Am ersten startup event baselland vom 6. Juni 2023 trafen sich rund 50 Jungunternehmer*innen, Gründungsinteressierte und Experten im Pantheon in Muttenz. Vom anwendungsfreundlichen Spekulum bis zum Führungsseminar in der Natur inspirierten sich die Teilnehmer*innen gegenseitig mit innovativen Ideen. Am Minihackathon bauten sie gemeinsam Geschäftsmodelle, packten an den Workshops Werkzeug in ihren Lernrucksack und tauschten sich rege untereinander aus. Michele Matt von MyCamper, Léa Miggiano von Carvolution und Simon Furer von Auterion gaben praktische Einblicke.
Steven ist Wirtschafts- und Konsumenten-Psychologe. Der Pflanzen-Enthusiast überlegt, etwas im grünen Bereich zu machen (Foto links). «Boney» hat Innovation & Entrepreneurship in Paris studiert. Dem dreifachen Vater schwebt für den Abschluss seiner Ausbildung u.a. der Aufbau eines digitalen Marktplatzes vor. Der 20-jährige Nicolai hat sich eine Rund-um-die-Uhr-Kameraüberwachung ausgedacht, die Kaufhäuser besser vor Ladendieben schützen soll.
Victoria ist schon einen wesentlichen Schritt weiter: Sie hat in Mailand einen Prototyp für ein anwenderfreundlich(er)es Spekulum zur Untersuchung der Scheide entwickelt und sucht Investoren für das optimierte Instrument (linkes Foto unten). Désirée möchte mit «perfekten Wimpern die Ästhetik und das Marktniveau in diesem Bereich verbessern». Die Immobilien-Verkaufsassistentin arbeitet als Teilzeit-Visagistin und steht mit ihrer frisch gegründeten Firma am Start (Foto unten rechts).

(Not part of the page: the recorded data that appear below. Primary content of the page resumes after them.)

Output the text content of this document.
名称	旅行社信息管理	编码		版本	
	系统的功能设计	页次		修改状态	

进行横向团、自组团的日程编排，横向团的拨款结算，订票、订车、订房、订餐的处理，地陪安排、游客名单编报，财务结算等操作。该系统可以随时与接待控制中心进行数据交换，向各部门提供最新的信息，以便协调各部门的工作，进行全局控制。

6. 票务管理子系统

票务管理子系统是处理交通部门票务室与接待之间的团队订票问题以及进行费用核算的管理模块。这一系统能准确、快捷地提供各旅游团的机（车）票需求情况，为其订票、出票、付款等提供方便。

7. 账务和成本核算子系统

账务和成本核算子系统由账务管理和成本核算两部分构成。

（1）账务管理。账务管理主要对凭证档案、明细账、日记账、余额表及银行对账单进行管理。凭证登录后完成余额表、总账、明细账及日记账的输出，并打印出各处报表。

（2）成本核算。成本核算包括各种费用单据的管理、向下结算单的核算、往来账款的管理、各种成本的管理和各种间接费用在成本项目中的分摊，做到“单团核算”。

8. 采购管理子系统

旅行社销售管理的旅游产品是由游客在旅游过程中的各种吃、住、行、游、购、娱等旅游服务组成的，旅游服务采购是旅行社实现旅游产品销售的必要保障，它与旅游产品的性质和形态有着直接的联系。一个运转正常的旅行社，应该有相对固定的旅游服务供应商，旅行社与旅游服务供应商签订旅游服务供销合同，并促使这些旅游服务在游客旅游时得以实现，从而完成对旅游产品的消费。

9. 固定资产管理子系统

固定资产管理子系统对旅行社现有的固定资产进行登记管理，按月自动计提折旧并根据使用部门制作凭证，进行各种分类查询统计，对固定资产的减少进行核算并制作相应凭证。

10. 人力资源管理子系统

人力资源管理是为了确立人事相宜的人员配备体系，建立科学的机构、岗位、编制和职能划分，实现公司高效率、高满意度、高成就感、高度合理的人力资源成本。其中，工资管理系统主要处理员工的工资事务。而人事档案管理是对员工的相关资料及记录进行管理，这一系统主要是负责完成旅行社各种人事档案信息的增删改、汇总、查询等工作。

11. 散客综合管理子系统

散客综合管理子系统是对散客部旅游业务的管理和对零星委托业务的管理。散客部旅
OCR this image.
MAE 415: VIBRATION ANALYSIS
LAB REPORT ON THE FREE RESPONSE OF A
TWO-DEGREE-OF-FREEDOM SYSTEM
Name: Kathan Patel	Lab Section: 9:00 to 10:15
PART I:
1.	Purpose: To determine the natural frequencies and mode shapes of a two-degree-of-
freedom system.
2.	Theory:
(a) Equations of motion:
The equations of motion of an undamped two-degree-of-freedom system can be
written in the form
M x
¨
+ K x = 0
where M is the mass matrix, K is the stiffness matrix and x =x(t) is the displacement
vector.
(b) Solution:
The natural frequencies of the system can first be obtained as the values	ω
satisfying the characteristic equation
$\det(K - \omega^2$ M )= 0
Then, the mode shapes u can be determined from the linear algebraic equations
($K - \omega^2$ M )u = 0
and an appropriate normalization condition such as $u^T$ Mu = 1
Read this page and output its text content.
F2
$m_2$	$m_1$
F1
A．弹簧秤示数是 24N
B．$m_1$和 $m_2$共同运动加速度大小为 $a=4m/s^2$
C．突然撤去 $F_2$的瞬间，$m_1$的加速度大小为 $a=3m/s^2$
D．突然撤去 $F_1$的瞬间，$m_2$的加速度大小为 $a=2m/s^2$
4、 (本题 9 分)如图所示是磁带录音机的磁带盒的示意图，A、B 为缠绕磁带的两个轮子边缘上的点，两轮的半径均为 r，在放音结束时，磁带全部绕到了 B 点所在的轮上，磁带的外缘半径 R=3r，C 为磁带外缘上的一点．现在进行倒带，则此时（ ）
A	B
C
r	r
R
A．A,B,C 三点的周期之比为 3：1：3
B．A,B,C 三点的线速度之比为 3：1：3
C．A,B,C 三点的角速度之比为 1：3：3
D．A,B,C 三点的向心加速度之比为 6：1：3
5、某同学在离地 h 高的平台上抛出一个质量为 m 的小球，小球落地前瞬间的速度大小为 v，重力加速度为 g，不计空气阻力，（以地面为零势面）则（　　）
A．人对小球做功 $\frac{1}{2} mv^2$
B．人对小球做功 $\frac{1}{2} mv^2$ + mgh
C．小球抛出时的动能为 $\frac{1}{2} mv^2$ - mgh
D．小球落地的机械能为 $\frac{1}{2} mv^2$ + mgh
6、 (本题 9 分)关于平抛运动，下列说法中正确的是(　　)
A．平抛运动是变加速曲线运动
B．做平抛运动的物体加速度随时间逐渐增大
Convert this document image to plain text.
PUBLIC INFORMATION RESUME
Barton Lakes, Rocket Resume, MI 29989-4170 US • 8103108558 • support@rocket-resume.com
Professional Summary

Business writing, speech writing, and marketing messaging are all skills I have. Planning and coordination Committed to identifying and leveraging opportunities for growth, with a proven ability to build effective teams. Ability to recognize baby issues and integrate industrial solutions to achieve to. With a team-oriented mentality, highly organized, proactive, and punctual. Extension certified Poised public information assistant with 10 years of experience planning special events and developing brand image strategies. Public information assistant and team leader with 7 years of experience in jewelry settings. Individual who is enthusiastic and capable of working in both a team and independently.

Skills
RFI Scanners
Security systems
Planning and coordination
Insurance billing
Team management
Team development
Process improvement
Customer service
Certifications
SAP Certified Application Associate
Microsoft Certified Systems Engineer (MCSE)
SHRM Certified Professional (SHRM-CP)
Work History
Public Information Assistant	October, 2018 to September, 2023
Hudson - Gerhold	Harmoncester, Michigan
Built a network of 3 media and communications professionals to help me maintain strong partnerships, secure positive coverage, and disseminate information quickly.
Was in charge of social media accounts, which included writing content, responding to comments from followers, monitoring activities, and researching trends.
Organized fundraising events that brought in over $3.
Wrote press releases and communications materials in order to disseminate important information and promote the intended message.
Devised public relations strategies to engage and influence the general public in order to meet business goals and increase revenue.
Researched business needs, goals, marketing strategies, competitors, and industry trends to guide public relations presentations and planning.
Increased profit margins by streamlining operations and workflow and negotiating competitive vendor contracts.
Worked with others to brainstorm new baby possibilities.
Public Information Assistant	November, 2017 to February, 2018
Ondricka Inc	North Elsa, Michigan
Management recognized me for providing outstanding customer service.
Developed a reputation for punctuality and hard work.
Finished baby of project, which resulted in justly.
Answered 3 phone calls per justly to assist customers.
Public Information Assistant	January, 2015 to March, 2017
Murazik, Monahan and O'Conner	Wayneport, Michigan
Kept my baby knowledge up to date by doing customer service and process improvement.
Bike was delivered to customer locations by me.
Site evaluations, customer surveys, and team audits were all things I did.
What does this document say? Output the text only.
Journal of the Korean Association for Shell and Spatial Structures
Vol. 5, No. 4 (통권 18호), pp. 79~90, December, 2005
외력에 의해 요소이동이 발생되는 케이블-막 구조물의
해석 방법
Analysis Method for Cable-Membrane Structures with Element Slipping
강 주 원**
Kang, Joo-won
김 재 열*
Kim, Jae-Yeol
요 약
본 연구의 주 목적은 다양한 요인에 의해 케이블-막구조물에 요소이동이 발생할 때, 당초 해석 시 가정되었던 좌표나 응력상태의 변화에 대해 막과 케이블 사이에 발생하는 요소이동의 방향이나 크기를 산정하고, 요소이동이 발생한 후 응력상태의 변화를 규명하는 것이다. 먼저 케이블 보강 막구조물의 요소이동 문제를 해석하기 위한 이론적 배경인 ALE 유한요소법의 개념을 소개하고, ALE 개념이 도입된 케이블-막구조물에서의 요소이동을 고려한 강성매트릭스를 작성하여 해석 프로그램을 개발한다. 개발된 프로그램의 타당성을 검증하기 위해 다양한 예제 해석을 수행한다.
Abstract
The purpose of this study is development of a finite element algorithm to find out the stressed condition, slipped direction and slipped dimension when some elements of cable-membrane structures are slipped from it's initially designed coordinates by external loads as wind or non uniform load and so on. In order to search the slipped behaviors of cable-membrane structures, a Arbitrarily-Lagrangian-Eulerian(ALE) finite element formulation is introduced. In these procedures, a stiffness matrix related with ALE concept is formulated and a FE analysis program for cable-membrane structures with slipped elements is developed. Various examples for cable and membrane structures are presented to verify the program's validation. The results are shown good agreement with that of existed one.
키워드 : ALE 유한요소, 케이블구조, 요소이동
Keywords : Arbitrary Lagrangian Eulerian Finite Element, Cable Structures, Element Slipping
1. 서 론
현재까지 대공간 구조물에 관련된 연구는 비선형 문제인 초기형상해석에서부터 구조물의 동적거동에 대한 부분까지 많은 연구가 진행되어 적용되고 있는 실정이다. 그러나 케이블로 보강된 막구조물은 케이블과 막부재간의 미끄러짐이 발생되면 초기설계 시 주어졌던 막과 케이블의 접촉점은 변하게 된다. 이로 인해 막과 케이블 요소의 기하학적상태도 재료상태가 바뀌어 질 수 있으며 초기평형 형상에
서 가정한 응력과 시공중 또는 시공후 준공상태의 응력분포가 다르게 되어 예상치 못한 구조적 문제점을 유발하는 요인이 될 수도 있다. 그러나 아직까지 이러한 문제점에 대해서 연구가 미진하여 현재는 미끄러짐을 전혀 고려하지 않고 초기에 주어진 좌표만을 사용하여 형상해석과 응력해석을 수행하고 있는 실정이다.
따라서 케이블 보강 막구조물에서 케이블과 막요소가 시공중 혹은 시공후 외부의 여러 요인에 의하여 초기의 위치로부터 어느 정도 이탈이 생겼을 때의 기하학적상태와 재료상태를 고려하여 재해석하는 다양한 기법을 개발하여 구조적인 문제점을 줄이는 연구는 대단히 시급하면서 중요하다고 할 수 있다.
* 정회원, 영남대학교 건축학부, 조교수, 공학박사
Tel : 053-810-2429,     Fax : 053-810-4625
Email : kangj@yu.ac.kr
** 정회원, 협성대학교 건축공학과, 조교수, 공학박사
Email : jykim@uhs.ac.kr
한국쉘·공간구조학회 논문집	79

Von der vagen Idee bis zum fertigen Angebot
Am startup baselland event sprüht es im Pantheon nur so vor Innovation. Die Motive sind zwar ganz unterschiedlich, auch befinden sich die Teilnehmer*innen in unterschiedlichen Entwicklungsstadien. Doch alle verfolgen mit Leidenschaft ihr Ziel und möchten sich für ihre Reise mit dem nötigen Werkzeug ausrüsten. Am Minihackathon arbeiten sie jeweils in Gruppen nach dem «Lean Startup-Ansatz» und «Business Model Canvas» gezielt und systematisch an einer Geschäftsidee:
Das Team von Steven und Boney tüftelt an einer Online-Plattform für den Vertrieb von «inperfektem» Gemüse, das von den Detaillisten ausrangiert wird. Sarina diskutiert in ihrer Gruppe ein neuartiges Outdoor-Training, das Führungskräfte in der Natur freisetzen soll (Foto Mitte). Ihr hat sich Anne angeschlossen, die bereits Pferde-gestütztes Coaching anbietet.
An der nächsten Pinwand macht sich Désirée Gedanken zum Werteangebot für künftige Wimpern- und Make-Up-Kunden. Alex daneben überlegt sich, ob das von ihm vertriebene gefilterte Wasser mit PH-Wert 6 zur Gesichtsreinigung dazu passen könnte (rechtes Foto oben). Derweil erhält Victoria weibliche Schützenhilfe durch Jessica Friess vom Business Parc, die mit ihr zusammen am Vermarktung-Konzept für ihr Spekulum feilt (linkes Foto oben).
Schrittweise und wachsam vorgehen
«Erste Impulse sind erfolgt, eure Geschäftsmodelle habt ihr in kurzer Zeit zu Papier gebracht.» Moritz Kistenmacher von der Startup Academy Baselland ist zufrieden (Foto Mitte). «Versetzt euch immer in die Perspektive und Probleme der Kunden und fokussiert auf deren Nutzen und Gewinn.
Nichts ist frustrierender, als am Marktbedarf vorbei zu investieren. Die gezeigten Tools helfen euch dabei, Schritt für Schritt wachsamer vorzugehen.» Maurus Basler von Basel Aera Business & Innovation empfiehlt, «ein Produkt zuerst im Kleinen zu entwickeln, bevor es ans Gründen geht» (Foto links). Dazu erklärt er die verschiedenen Rechtsformen – von der Einzelfirma über die GmbH bis zur AG.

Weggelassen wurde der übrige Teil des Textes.